Adobe Premiere – A Decade of Editing

Adobe-Premiere-A Decade of Editing

Adobe-Premiere has proven to be a long lasting name on the software market. Version 1.0 was released in December of 1991 for the Mac and it included such nifty features as supported output to video tape. However the 90’s flew by, people stopped listening to grunge music and they also threw away their VCR’s. That didn’t make this video editing software fade into anonymity though as Adobe released 11 more versions up to 2001. Adobe-Premiere 6.0 included a title editor, storyboard and an audio mixer amongst other features.
August of 2003 saw the release of the first Adobe-Premiere Pro, word that keeps joining the other two on the red carpet since then. The more recent CS versions had great additions like face detection and improving speech to text, audio capture metering, blending modes and enhanced Photoshop file import.
CS5 introduced the Mercury Playback Engine that the developers had 3 years in the working. Mercury eases playback to a great extent with all sorts of footage, high quality humongous effect saturated files included! The CS5 also supports a variety of formats not supported elsewhere like the Sony SD CAM HD 50, AVC-Intra, DPX, Panasonic AVCCAM and support for DSLR cameras, like those from Nikon and Canon.
The most recent version is the Adobe-Premiere Pro CS5.5, released on May 3rd 2011. Amongst the new shinny stuff, the developers went the extra mile to fix the bugs from the previous installments, bringing to light the best available version yet. Although it brings many changes, it remains similar to the CS4 series and has a user friendly interface which makes it easy to use for long time Adobe-Premiere users and for the non-tech head alike.
Adobe-Premiere Pro was also used to edit quite a number of major films like Avatar, Dust to Glory, Superman Returns, The Social Network and Playing Columbine.
But there is more to Adobe-Premiere than the Pro series.
In February 2007 Adobe released Express, a rich internet application for simple editing of digital video files. The program is served as a free tool to users of YouTube, Photobucket, MTV.com and MDGFive.com. Express was used on Photobucket since 2007 to create slideshows and to remix videos and pictures.

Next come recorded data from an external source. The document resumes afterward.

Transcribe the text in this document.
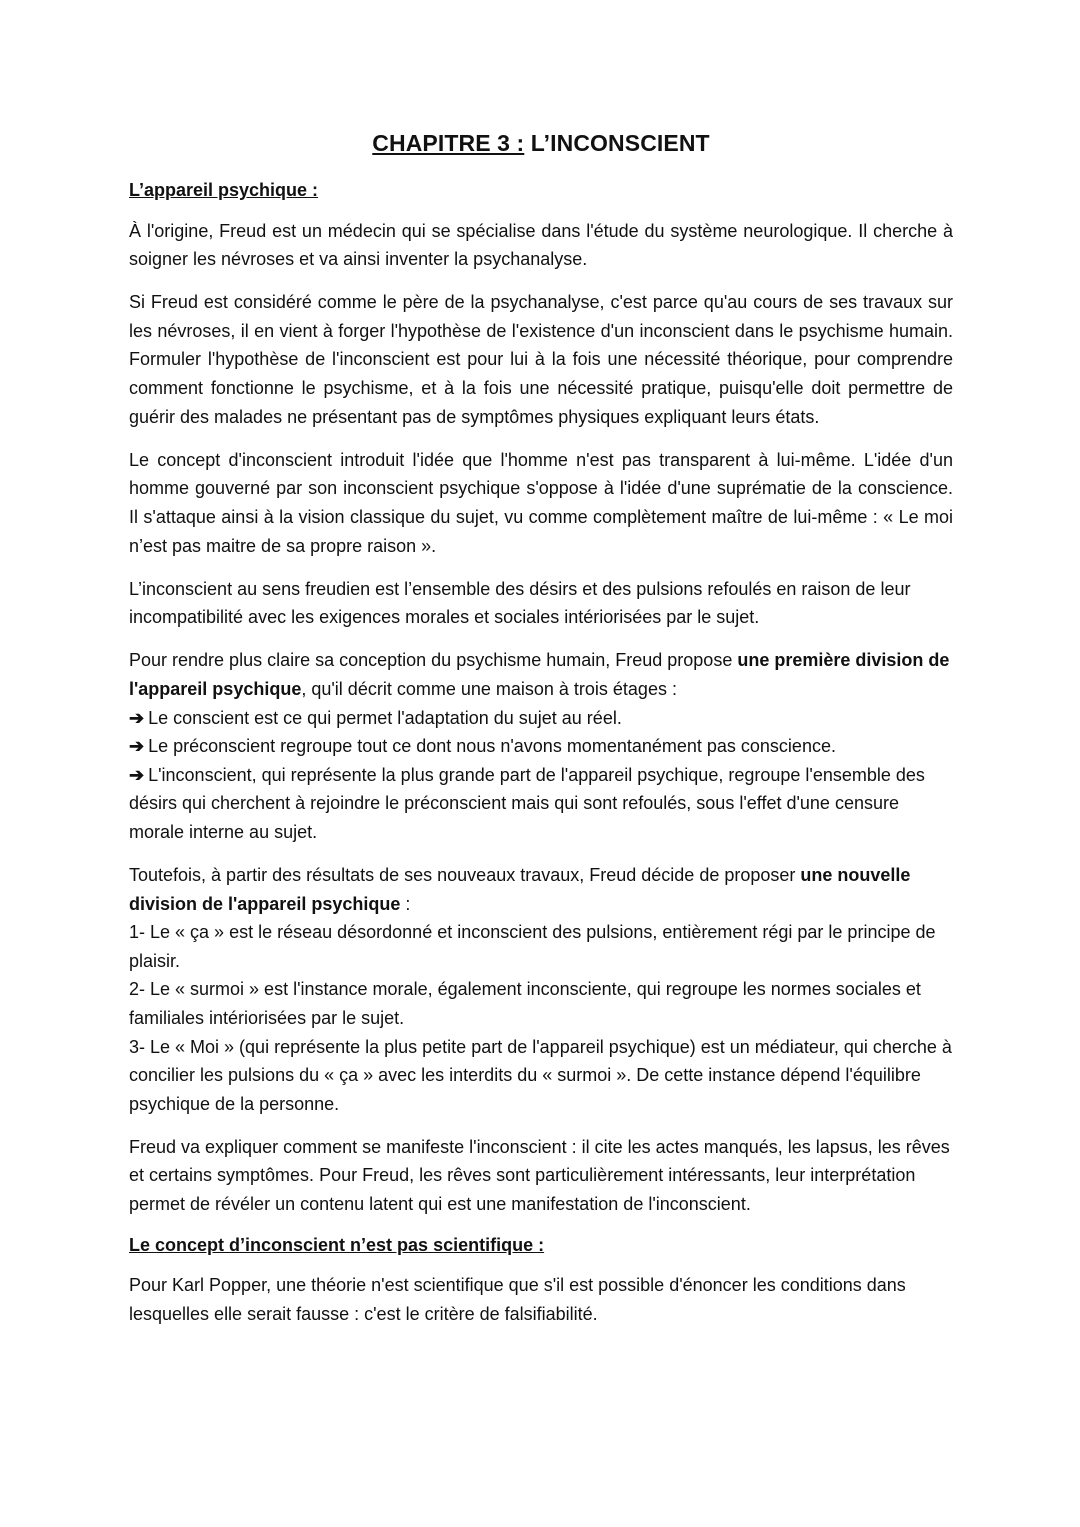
CHAPITRE 3 : L’INCONSCIENT
L’appareil psychique :

À l'origine, Freud est un médecin qui se spécialise dans l'étude du système neurologique. Il cherche à soigner les névroses et va ainsi inventer la psychanalyse.

Si Freud est considéré comme le père de la psychanalyse, c'est parce qu'au cours de ses travaux sur les névroses, il en vient à forger l'hypothèse de l'existence d'un inconscient dans le psychisme humain. Formuler l'hypothèse de l'inconscient est pour lui à la fois une nécessité théorique, pour comprendre comment fonctionne le psychisme, et à la fois une nécessité pratique, puisqu'elle doit permettre de guérir des malades ne présentant pas de symptômes physiques expliquant leurs états.

Le concept d'inconscient introduit l'idée que l'homme n'est pas transparent à lui-même. L'idée d'un homme gouverné par son inconscient psychique s'oppose à l'idée d'une suprématie de la conscience. Il s'attaque ainsi à la vision classique du sujet, vu comme complètement maître de lui-même : « Le moi n’est pas maitre de sa propre raison ».

L’inconscient au sens freudien est l’ensemble des désirs et des pulsions refoulés en raison de leur incompatibilité avec les exigences morales et sociales intériorisées par le sujet.

Pour rendre plus claire sa conception du psychisme humain, Freud propose une première division de l'appareil psychique, qu'il décrit comme une maison à trois étages :
➔ Le conscient est ce qui permet l'adaptation du sujet au réel.
➔ Le préconscient regroupe tout ce dont nous n'avons momentanément pas conscience.
➔ L'inconscient, qui représente la plus grande part de l'appareil psychique, regroupe l'ensemble des désirs qui cherchent à rejoindre le préconscient mais qui sont refoulés, sous l'effet d'une censure morale interne au sujet.

Toutefois, à partir des résultats de ses nouveaux travaux, Freud décide de proposer une nouvelle division de l'appareil psychique :
1- Le « ça » est le réseau désordonné et inconscient des pulsions, entièrement régi par le principe de plaisir.
2- Le « surmoi » est l'instance morale, également inconsciente, qui regroupe les normes sociales et familiales intériorisées par le sujet.
3- Le « Moi » (qui représente la plus petite part de l'appareil psychique) est un médiateur, qui cherche à concilier les pulsions du « ça » avec les interdits du « surmoi ». De cette instance dépend l'équilibre psychique de la personne.

Freud va expliquer comment se manifeste l'inconscient : il cite les actes manqués, les lapsus, les rêves et certains symptômes. Pour Freud, les rêves sont particulièrement intéressants, leur interprétation permet de révéler un contenu latent qui est une manifestation de l'inconscient.

Le concept d’inconscient n’est pas scientifique :

Pour Karl Popper, une théorie n'est scientifique que s'il est possible d'énoncer les conditions dans lesquelles elle serait fausse : c'est le critère de falsifiabilité.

Adobe-Premiere Elements is a simplified version of the Pro series. It has the great features of handling unlimited video and audio tracks with multiple key framed effects applied to each clip, cromakey and picture in picture capabilities. Elements 1.0 was released in September 2004 and was codenamed Dick Tracy. There seems to be a long standing tradition of detective codenames in regards to Premiere, go figure. Version 2.0 came with support for digital still cameras that capture video, DVD camcorders and mobile phones, a huge leap from the 1.0 that was intended for MiniDV camcorder owners. Elements 10 was released in 2011 with many new features added along the way like speeding up the uploading process.
Adobe-Premiere could have been a long forgotten name in the software industry but that is not the case. With 29 releases that culminated with the Pro series, 8 Elements versions and the Express, Adobe keeps offering good quality programs to its users and will probably be here when grunge becomes popular again.